Most middle-class Pennsylvania families have seen their wages and income stagnate since 2000 even though productivity in the economy has grown, according to the Keystone Research Center’s annual State of Working Pennsylvania report.

Growth in the size of the overall economic pie could have supported rising living standards for all Pennsylvania workers, Keystone’s researchers wrote, but an outsized share of the benefits went to the top 1 percent of earners, preventing board-based prosperity and slowing down the economic recovery.

The State of Working Pennsylvania is Keystone’s annual report of how working Pennsylvanians are faring in today’s economy.

This year’s report had little good news for most working Pennsylvanians, following a decade in which most workers experienced stagnant or falling wages and a recession that made family-sustaining job opportunities harder to come by.

For a four-person family, median income grew nearly twice as fast in the 1990s as it did in the 1980s, but it actually declined by $6,136 over the course of the “lost decade”– going from $82,818 in 2000 to $76,682 in 2010.

This decline occurred despite growth in the Pennsylvania economy because the benefits of growth went disproportionately to the top 1 percent of earners. The 1 percent captured more than half of all income growth in Pennsylvania between 2002 and 2007. After a brief setback, top incomes were on the rise again in 2010, capturing three out of every four dollars in income growth in Pennsylvania in the first full year of the economic recovery.

With economic forecasters predicting continued high unemployment in the nation and in the state, workers face the danger of another lost decade, Keystone researchers wrote.
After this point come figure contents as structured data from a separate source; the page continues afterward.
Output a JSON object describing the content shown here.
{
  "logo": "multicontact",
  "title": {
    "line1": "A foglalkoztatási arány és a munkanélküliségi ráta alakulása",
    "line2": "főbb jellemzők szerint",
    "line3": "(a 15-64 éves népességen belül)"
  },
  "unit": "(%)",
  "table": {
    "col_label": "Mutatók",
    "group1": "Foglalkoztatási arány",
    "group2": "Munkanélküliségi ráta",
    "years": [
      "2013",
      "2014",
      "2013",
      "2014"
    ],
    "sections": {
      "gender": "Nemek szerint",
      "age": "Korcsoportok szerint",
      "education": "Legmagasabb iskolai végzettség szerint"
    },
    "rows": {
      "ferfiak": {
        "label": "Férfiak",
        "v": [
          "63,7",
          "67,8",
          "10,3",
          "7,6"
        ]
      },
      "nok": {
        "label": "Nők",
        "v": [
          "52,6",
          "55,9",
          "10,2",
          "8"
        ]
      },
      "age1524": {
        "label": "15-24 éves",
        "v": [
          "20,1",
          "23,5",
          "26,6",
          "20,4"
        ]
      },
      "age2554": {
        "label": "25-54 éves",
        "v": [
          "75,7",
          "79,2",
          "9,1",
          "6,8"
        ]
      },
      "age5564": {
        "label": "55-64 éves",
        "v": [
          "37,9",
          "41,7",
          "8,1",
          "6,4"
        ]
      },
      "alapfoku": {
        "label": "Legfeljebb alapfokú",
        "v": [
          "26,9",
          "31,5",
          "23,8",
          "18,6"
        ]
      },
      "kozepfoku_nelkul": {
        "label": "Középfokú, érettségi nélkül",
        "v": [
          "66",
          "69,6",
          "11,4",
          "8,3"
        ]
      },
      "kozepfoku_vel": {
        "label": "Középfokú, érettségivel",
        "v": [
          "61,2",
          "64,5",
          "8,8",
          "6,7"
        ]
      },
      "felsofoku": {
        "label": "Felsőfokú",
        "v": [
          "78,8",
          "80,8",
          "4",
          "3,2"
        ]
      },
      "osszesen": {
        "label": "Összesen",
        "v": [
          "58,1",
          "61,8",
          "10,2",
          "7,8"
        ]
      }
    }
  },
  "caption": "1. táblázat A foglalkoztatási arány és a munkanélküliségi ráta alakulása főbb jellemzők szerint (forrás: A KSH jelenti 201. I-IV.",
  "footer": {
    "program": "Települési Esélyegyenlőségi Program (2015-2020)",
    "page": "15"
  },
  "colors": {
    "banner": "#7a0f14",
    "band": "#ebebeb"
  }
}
That would continue to claw back the wage gains of the second half of the 1990s, the only period of broad-based wage growth in the past 33 years.

“We remain stuck in the most extended period of high unemployment since the Great Depression,” said Mark Price, PhD, co-author and labor economist at the Keystone Research Center. “The longer we have this high a jobless rate, the greater the risk to middle-class wage gains made in the 1990s.”